Appreciate Appreciation
- Written by Mike Hesse

Appreciation is the critical factor in the success of a rental home investment. In fact, because the ratio of gross rental income to the properties' market value is lower than in other income producing investments, appreciation is the one factor that makes rental houses viable as an investment alternative.

For the sake of clarity, let me elaborate on that just a bit. In many areas of the country today, a single family home is considered to be an excellent investment if the annual, gross rental income is 8 to 10 % of the purchase price of the property. (In fact, in some areas homes are purchased for investment with the first year's anticipated annual rent to be as low as 5% of the purchase price.) However, in these same areas, an investor will insist upon gross rents of 10 to 12+% of the annual income to purchase multiple family units or other income producing properties.

This is simply because the market value of other income producing investments is dependent upon the properties' ability to produce income, whereas, a single family home's value is dependent upon what a typical buyer will pay for the property as a living unit. Thus in assessing the viability of investment in single family homes, a prudent buyer will want to have an sound conviction regarding the probable appreciation.

One of the more thorough appreciation studies is completed quarterly by the Office of Federal Housing Enterprise Oversight (OFHEO). They accumulate single family home appreciation data for oversight of Fannie Mae and Freddie Mac loans. Their full report is available approximately sixty days following the end of each quarter on the Internet at "www.ofheo.gov/house".

The 1998 year end report indicates that while the Mountain region, including Colorado, grew at 3.8% during 1998, it appreciated at 35.5% over the past five years - an average of 7.1% per year. Colorado homes appreciated at 5.2% during 1998 and 41.7% over the past five years - a yearly average of 8.3%. These percentages rate Colorado as the 8th highest

 

 

appreciating state in the U.S. for the past year and top appreciating state over the past five years.
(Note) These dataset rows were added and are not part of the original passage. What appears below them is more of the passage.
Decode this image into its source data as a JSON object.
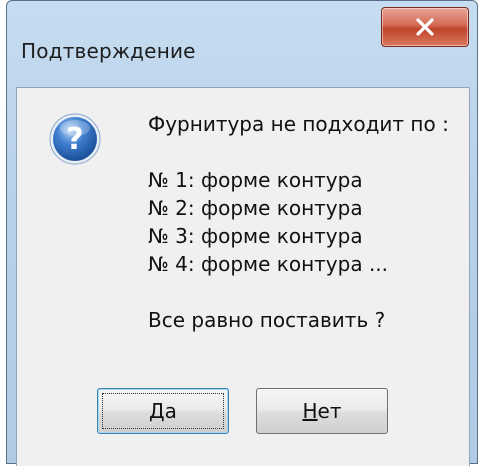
{
  "dialog": {
    "title": "Подтверждение",
    "close_label": "x"
  },
  "icon": {
    "name": "question-icon",
    "glyph": "?",
    "colors": {
      "outer": "#1b4f98",
      "inner": "#3f7fd0",
      "highlight": "#bcd8f7"
    }
  },
  "message": {
    "heading": "Фурнитура не подходит по :",
    "items": [
      "№ 1: форме контура",
      "№ 2: форме контура",
      "№ 3: форме контура",
      "№ 4: форме контура ..."
    ],
    "question": "Все равно поставить ?"
  },
  "buttons": {
    "yes": {
      "mnemonic": "Д",
      "rest": "а"
    },
    "no": {
      "mnemonic": "Н",
      "rest": "ет"
    }
  }
}
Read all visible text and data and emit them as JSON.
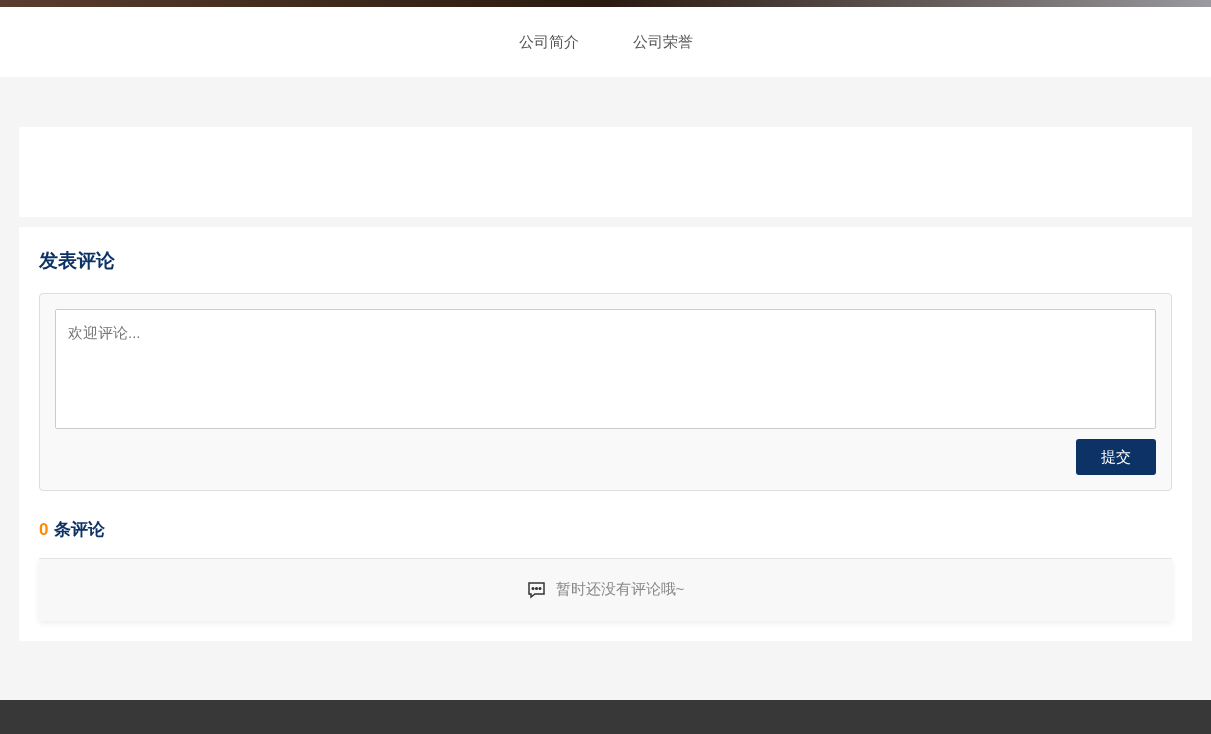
{
  "nav": {
    "items": [
      {
        "label": "公司简介"
      },
      {
        "label": "公司荣誉"
      }
    ]
  },
  "comment_form": {
    "title": "发表评论",
    "placeholder": "欢迎评论...",
    "submit": "提交"
  },
  "comments": {
    "count": "0",
    "label": "条评论",
    "empty_message": "暂时还没有评论哦~"
  }
}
For perspective, the following chart shows the top 14 states' rankings and the average for the U.S.:

Perhaps of more importance, what is the future of appreciation in Colorado? Does the lower rate of appreciation in 1998 indicate reduced appreciation in the future? Is it time to sell and buy something more solid - like futures in pork bellies?

First, let me say that an appreciation rate of 4.5 to 5% is healthy indeed. Continued appreciation at this level will enable an investor to record heavy profits over a reasonable period of time. The averages noted above are just that... averages. Obviously, to arrive at a 5.2% rate there were areas that were appreciating at much lower and much higher rates. From purely a financial point of view, it would be smart to invest in those areas where appreciation will be the highest. Where
are these areas? Fortunately, this is not difficult to discern.

Where will growth be the most intense? Where will traffic increase the most? Where are subdivisions being planned? Where are the new companies locating? Which town's political actions lead to artificial price increases? These and other market questions will lead you to areas that will experience significantly higher increases in appreciation due to increased people pressure.